Королева стояла в нерешительности, как будто ожидая дальнейшей схватки.
Ни один из них не двигался, хотя в его руках руки Игрейны горели.
– Мы оба охвачены страстью, – прошептал Утер, наклоняясь к ней, но не дотрагиваясь до нее. Я знаю это так же, как знаю то, в каком направлении дует ветер на рассвете. Но ты станешь моей по доброй воле, я не хочу даже думать о том, чтобы взять тебя силой.
Утер ждал, и его губы были совсем близко с ее губами.
Игрейна чувствовала на своем лице тепло его дыхания и чувствовала, как бешено стучит ее сердце, когда она приподнялась на пальцах, чтобы дотянуться до его губ.
Страсть закипела в ней, и одним движением она высвободила свои руки и вплела их в его волосы, а се губы отыскали его рот, и они слились в страстном поцелуе. Утер прижал Игрейну к себе, и она обняла его, не заметив, когда он успел опустить ее на кровать.
– В ту ночь я стала воплощением богини, а та огромная резная кровать была моим алтарем, – шептала королева-мать. – Когда мы удовлетворили нашу первую неистовую страсть, мы лежали и разговаривали, и Утер рассказал мне, что это Мерлин придумал, как пробраться в Тинтагель через боковой вход. Каким-то образом волшебник узнал пароль на эту ночь и, изменив свою внешность и внешность Ульфина так, что они стали походить на людей Горлойса, провел их по тайной тропе в скалах. Но самой хитрой его выдумкой был черный испанский плащ: если действовать осмотрительно, даже стражников можно заставить увидеть того, кого они ожидают увидеть.

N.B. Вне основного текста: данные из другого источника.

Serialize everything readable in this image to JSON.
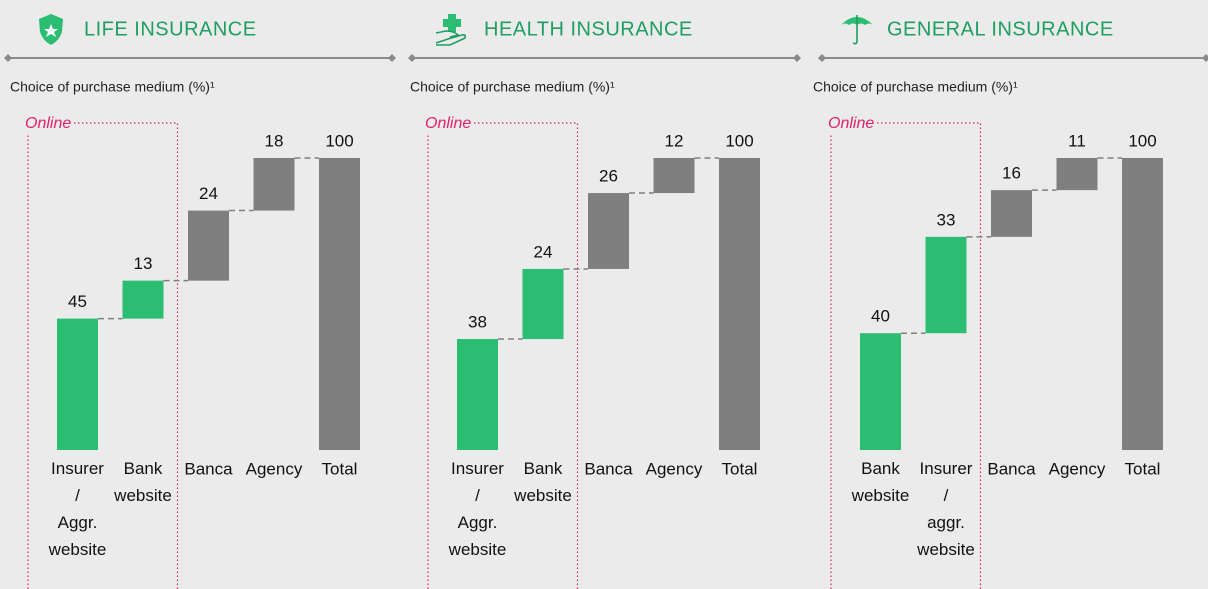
{
  "chart_data": [
    {
      "type": "waterfall",
      "title": "LIFE INSURANCE",
      "subtitle": "Choice of purchase medium (%)¹",
      "online_label": "Online",
      "categories": [
        "Insurer / Aggr. website",
        "Bank website",
        "Banca",
        "Agency",
        "Total"
      ],
      "values": [
        45,
        13,
        24,
        18,
        100
      ],
      "colors": [
        "#2bbd72",
        "#2bbd72",
        "#7f7f7f",
        "#7f7f7f",
        "#7f7f7f"
      ],
      "ylim": [
        0,
        100
      ]
    },
    {
      "type": "waterfall",
      "title": "HEALTH INSURANCE",
      "subtitle": "Choice of purchase medium (%)¹",
      "online_label": "Online",
      "categories": [
        "Insurer / Aggr. website",
        "Bank website",
        "Banca",
        "Agency",
        "Total"
      ],
      "values": [
        38,
        24,
        26,
        12,
        100
      ],
      "colors": [
        "#2bbd72",
        "#2bbd72",
        "#7f7f7f",
        "#7f7f7f",
        "#7f7f7f"
      ],
      "ylim": [
        0,
        100
      ]
    },
    {
      "type": "waterfall",
      "title": "GENERAL INSURANCE",
      "subtitle": "Choice of purchase medium (%)¹",
      "online_label": "Online",
      "categories": [
        "Bank website",
        "Insurer / aggr. website",
        "Banca",
        "Agency",
        "Total"
      ],
      "values": [
        40,
        33,
        16,
        11,
        100
      ],
      "colors": [
        "#2bbd72",
        "#2bbd72",
        "#7f7f7f",
        "#7f7f7f",
        "#7f7f7f"
      ],
      "ylim": [
        0,
        100
      ]
    }
  ]
}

– Утер был невероятно горд тем, что ему удалось пройти через эту дверь, а я восхищалась его храбростью. Позднее, когда он заснул, я лежала и смотрела на него и внезапно поняла, что за одну эту ночь мне доверилась страстная, свободная душа, которой время от времени нужно было какое-то убежище, иначе он бы просто умер. Я не знаю, Гвен, поймешь ли ты меня, ведь ты никогда не видела его.
– Может быть, пойму, – пробормотала я.
В это время в комнату неслышно вошла Эттарда и сказала, что за дверью ожидает священник, но королева-мать отрицательно покачала головой, и Эттарда осторожно удалилась.
Когда закрылась за ней дверь, Игрейна сказала:
– Этой девушке я оставила то немногое, что не отдала монахам в Тинтагеле. Этого ей хватит, чтобы прожить безбедно, и мне будет приятно, если ты найдешь для Эттарды место у себя… Она все еще вспоминает те месяцы, когда мы были при дворе, а вы с Артуром только поженились, и мне было бы легче, если бы ты взяла Эттарду под свою защиту.
– Я позабочусь о ней, госпожа, – пообещала я.
– Хорошо. – Игрейна слегка пожала мою руку.
– Я могу рассказать тебе еще кое-что о той ночи, – прошептала королева-мать, снова возвращаясь в мыслях к Тинтагелю. – Признаюсь откровенно, я сразу догадалась, что Утер – это не мой муж, и те, что говорят, будто Мерлин сделал его столь похожим на Горлойса и смог обмануть меня, приписывают магу то, чего не было. – Она криво усмехнулась. – Можешь ли ты поверить, что женщина не сумеет отличить одного мужчину от другого?
Когда в дверь громко постучал Ульфин, который сопровождал короля, притворившись одним из людей Горлойса, Утер поднялся и торопливо оделся. Он накинул на плечи черный плащ, а Игрейна встала и, подойдя к нему, поплотнее запахнула плащ и надвинула пониже его капюшон, чтобы никто из часовых не смог увидеть его лица.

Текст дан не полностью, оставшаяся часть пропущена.